This is a four-part chronological documentary made by Frank Straford on the history of SBF (Straford Brothers Films) – an amateur production company formed by Frank and his brother John in the 1950s. It features excerpts (both mute and with sound) from their 9.5mm and 16mm travelogues, animations and short dramas made in the 1950s and ’60s, as well as their digital video productions from the 1990s. It also includes home-movie footage shot by their father Vivien in the 1920s and ’30s on his hand-cranked Baby Pathé 9.5mm camera. SBF films featured in the documentary include The Workman’s Nightmare (1951), Roamin’ Holiday (1954), A World to Conquer (1956) and The Piano Tuner (1960).

Curator’s notes

The SBF Story is a family history with a difference. Instead of home movies of children playing in the backyard, weddings or birthday celebrations, this film documents the Straford family’s love of making movies. Frank’s comprehensive narration traces the brothers’ filmmaking efforts, from their earliest attempts when Frank was 20 years old and John a teenager appearing in front of the camera through to Frank’s experiments with digital video. The prized family heirloom is their father’s vintage Pathé Baby 9.5mm camera and tripod (see clip one). It is a rare delight to see one in operation.

The Strafords packaged their family holiday footage into entertaining travelogues with post-synched sound effects, music and voice-overs to accompany the mute film footage (see Western Wonderland, 1954, for example).

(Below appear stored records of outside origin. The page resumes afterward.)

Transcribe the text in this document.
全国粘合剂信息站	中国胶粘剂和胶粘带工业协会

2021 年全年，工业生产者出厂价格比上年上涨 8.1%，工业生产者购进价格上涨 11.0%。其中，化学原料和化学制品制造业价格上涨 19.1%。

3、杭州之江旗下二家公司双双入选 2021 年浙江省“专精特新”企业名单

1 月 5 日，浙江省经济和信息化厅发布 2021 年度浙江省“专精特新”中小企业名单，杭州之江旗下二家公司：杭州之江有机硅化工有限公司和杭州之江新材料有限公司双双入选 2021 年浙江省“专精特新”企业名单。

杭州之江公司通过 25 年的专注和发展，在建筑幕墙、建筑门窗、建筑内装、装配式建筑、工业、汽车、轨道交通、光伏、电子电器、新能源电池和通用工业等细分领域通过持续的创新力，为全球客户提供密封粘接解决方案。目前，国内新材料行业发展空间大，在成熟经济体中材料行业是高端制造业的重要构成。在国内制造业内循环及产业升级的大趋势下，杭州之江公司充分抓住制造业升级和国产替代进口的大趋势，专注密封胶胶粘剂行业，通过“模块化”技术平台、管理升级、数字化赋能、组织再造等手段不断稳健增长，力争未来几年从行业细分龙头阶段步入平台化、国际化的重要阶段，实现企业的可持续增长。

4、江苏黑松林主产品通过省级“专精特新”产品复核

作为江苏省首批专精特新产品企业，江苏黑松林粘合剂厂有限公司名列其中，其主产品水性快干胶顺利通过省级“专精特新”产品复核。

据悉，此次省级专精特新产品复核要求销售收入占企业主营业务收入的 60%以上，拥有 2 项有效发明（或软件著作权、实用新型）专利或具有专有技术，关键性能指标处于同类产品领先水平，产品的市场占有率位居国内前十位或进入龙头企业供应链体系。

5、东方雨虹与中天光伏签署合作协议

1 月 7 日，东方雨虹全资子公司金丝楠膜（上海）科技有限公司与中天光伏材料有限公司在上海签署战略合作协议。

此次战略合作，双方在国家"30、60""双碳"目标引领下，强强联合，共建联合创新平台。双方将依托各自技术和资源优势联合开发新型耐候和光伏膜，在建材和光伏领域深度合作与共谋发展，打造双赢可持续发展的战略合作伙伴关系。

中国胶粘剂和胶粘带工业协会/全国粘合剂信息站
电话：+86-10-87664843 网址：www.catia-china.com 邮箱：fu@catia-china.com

School activities and sports days are imbued with a sense of drama and competition. John’s interest in animation is showcased in a series of cartoons: A’Hunting He Will Go (1951), Brother Bother (1954) and Let’s Go Roman (1956). Another highlight is the brothers’ science-fiction melodramas about interplanetary invaders (like A World to Conquer, 1956) and human-made monsters (1953’s Thirty Years Destroyed). These films also experiment with in-camera effects and stop-motion animation.

Throughout the documentary, the brothers’ sense of humour and playfulness comes through strongly. The Straford Family Collection of films in the National Film and Sound Archive (including this documentary) is a significant amateur filmmaking archive, and the Strafords’ early 9.5mm films are a particularly strong example of the use of the narrow gauge format.